Division of Nursing, Ehime University Hospital, Shitsukawa, Toon, Ehime, Japan.
Int J Clin Pharm. 2017 Dec;39(6):1291-1297. doi: 10.1007/s11096-017-0536-1. Epub 2017 Oct 13.
Background Venous pain induced by peripheral intravenous administration of oxaliplatin remains clinically unresolved. Objective The aim of this study was to determine the efficacy of comprehensive intervention care for venous pain in colorectal cancer patients receiving oxaliplatin. Setting A Japanese tertiary hospital. Method We treated all outpatients after April 2012 with comprehensive intervention care including pre-warming of the oxaliplatin solution, use of a hot compress, and pH adjustment by combination with dexamethasone. We retrospectively reviewed the electronic medical records from colorectal cancer patients who had received oxaliplatin via a peripheral vein between December 2009 and June 2014. Main outcome measures The primary endpoint of this study was the incidence of venous pain at the administration site during oxaliplatin infusion, according to injection site reaction grade ≥ 2. Results We evaluated 271 treatment courses in 59 patients. Venous pain occurred in 42 courses (15.5%) among 26 patients. Multivariate logistic regression analysis revealed that female gender and body mass index ≥ 25 kg/m were significantly associated with an increased risk of venous pain during all courses (adjusted odds ratio [OR]: 3.18, 95% confidence interval [CI] 1.35-7.92; P < 0.01; and adjusted OR: 3.37, 95% CI 1.26-9.40; P = 0.02, respectively), whereas comprehensive intervention care were significantly associated with reduced risk of venous pain during all courses (adjusted OR: 0.10, 95% CI 0.02-0.44; P < 0.01). Conclusion Comprehensive intervention care is a clinical treatment option for oxaliplatin-induced peripheral venous pain in patients with colorectal cancer, especially females with obesity.

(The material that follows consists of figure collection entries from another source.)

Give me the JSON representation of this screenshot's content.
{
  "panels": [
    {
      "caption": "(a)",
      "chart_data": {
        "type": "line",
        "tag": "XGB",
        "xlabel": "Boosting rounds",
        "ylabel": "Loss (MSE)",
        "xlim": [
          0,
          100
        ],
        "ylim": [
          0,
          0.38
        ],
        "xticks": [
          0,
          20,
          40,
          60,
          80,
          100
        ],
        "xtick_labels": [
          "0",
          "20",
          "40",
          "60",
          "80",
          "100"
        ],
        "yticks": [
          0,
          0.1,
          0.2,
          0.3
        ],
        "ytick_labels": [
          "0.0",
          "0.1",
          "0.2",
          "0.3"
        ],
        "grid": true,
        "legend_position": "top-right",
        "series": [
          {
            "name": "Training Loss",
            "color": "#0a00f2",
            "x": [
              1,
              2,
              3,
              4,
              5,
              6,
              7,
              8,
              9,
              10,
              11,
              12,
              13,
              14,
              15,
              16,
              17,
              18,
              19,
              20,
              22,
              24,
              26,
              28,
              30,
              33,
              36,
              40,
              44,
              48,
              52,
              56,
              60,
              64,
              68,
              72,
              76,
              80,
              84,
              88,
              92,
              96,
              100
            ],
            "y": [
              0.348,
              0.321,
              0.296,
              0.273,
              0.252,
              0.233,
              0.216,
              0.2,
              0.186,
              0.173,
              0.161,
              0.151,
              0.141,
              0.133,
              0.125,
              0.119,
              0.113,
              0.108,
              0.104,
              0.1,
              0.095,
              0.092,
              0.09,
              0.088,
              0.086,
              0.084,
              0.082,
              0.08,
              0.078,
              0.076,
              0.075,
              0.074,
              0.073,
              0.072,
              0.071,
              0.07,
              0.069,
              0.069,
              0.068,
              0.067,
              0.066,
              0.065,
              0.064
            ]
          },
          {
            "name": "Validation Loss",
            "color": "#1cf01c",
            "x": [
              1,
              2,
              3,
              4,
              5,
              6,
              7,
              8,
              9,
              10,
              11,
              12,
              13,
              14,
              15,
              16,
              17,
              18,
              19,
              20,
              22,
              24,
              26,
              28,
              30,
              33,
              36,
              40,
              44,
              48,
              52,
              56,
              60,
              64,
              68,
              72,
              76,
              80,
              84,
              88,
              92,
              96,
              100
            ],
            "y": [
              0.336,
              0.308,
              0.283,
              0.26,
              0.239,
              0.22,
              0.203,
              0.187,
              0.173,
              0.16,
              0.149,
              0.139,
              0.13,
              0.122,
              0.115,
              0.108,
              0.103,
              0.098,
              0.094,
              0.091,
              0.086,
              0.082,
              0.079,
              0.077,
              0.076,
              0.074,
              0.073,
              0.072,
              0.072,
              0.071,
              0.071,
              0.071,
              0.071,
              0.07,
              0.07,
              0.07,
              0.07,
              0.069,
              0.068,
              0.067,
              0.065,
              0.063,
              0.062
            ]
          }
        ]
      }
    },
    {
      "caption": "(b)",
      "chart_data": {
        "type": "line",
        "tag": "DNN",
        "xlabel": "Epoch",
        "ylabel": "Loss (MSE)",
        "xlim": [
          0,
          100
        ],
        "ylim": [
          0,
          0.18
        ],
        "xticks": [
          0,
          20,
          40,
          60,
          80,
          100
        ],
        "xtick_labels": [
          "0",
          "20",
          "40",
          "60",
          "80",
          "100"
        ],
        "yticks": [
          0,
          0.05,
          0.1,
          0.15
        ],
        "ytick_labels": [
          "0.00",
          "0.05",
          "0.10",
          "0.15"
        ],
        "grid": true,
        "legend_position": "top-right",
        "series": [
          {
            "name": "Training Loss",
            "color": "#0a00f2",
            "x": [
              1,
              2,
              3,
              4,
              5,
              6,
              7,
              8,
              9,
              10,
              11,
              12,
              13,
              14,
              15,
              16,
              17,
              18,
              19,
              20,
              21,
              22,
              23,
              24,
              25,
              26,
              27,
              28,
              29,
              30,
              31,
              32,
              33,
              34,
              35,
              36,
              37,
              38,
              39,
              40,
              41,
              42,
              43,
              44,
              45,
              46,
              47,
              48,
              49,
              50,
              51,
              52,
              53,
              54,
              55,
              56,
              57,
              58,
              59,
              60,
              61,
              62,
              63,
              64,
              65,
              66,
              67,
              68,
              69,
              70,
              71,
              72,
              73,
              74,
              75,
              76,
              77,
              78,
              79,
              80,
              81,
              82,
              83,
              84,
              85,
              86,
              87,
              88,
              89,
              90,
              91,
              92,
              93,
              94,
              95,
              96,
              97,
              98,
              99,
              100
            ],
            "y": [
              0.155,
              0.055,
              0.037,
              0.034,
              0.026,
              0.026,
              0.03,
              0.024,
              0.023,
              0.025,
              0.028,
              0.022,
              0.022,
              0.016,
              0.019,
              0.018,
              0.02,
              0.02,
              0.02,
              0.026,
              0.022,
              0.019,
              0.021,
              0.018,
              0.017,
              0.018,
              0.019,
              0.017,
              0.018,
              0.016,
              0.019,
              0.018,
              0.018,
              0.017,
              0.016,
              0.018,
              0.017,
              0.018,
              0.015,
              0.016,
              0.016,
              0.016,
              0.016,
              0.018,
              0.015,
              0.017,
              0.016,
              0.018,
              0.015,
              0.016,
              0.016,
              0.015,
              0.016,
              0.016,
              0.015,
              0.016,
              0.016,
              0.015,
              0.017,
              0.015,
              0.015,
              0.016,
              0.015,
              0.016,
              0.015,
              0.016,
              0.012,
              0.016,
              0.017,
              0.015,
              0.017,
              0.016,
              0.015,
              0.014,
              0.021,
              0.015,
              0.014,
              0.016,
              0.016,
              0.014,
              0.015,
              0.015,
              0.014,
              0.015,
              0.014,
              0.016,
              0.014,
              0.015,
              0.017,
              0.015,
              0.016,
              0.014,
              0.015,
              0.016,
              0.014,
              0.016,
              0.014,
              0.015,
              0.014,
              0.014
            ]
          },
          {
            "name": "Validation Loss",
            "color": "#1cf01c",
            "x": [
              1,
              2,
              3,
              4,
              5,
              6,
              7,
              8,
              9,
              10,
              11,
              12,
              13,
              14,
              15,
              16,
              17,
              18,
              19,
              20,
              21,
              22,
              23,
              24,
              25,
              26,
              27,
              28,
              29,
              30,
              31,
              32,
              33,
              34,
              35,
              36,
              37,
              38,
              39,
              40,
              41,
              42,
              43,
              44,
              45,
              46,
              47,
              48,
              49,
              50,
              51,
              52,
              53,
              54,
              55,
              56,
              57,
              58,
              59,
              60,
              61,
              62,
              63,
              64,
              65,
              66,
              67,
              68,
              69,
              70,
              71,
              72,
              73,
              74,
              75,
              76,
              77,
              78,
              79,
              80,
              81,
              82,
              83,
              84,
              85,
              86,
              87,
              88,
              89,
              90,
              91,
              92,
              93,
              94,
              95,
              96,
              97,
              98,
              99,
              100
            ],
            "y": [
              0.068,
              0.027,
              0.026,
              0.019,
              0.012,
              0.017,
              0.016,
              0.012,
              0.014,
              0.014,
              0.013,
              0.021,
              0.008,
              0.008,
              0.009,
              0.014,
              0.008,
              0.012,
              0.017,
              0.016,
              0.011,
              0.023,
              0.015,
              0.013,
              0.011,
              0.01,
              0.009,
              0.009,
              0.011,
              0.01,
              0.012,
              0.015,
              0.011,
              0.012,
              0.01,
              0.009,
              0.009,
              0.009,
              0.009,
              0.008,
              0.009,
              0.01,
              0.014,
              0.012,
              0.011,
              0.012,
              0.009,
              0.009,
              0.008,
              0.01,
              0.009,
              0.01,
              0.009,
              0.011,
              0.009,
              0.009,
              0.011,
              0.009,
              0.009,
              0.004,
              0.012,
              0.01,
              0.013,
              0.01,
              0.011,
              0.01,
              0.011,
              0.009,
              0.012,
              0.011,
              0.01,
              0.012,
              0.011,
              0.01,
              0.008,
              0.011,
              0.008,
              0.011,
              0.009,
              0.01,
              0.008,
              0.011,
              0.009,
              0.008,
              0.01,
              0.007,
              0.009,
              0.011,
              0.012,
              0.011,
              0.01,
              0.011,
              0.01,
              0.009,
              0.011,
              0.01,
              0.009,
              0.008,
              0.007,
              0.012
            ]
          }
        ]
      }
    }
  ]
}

背景 外周静脉输注奥沙利铂引起的静脉疼痛在临床上仍未得到解决。
目的 本研究旨在确定综合干预护理对接受奥沙利铂治疗的结直肠癌患者静脉疼痛的疗效。
地点 日本一家三级医院。
方法 自2012年4月起,我们对所有门诊患者采用综合干预护理,包括奥沙利铂溶液预加温、热敷以及联合地塞米松进行pH值调节。我们回顾性分析了2009年12月至2014年6月期间经外周静脉接受奥沙利铂治疗的结直肠癌患者的电子病历。
主要观察指标 本研究的主要终点是根据注射部位反应分级≥2级,在奥沙利铂输注期间给药部位静脉疼痛的发生率。
结果 我们评估了59例患者的271个疗程。26例患者的42个疗程(15.5%)出现静脉疼痛。多因素逻辑回归分析显示,女性和体重指数≥25kg/m在所有疗程中均与静脉疼痛风险增加显著相关(校正比值比[OR]:3.18,95%置信区间[CI]1.35 - 7.92;P<0.01;校正OR:3.37,95%CI 1.26 - 9.40;P = 0.02),而综合干预护理在所有疗程中均与静脉疼痛风险降低显著相关(校正OR:0.10,95%CI 0.02 - 0.44;P<0.01)。
结论 综合干预护理是结直肠癌患者奥沙利铂所致外周静脉疼痛的一种临床治疗选择,尤其是肥胖女性患者。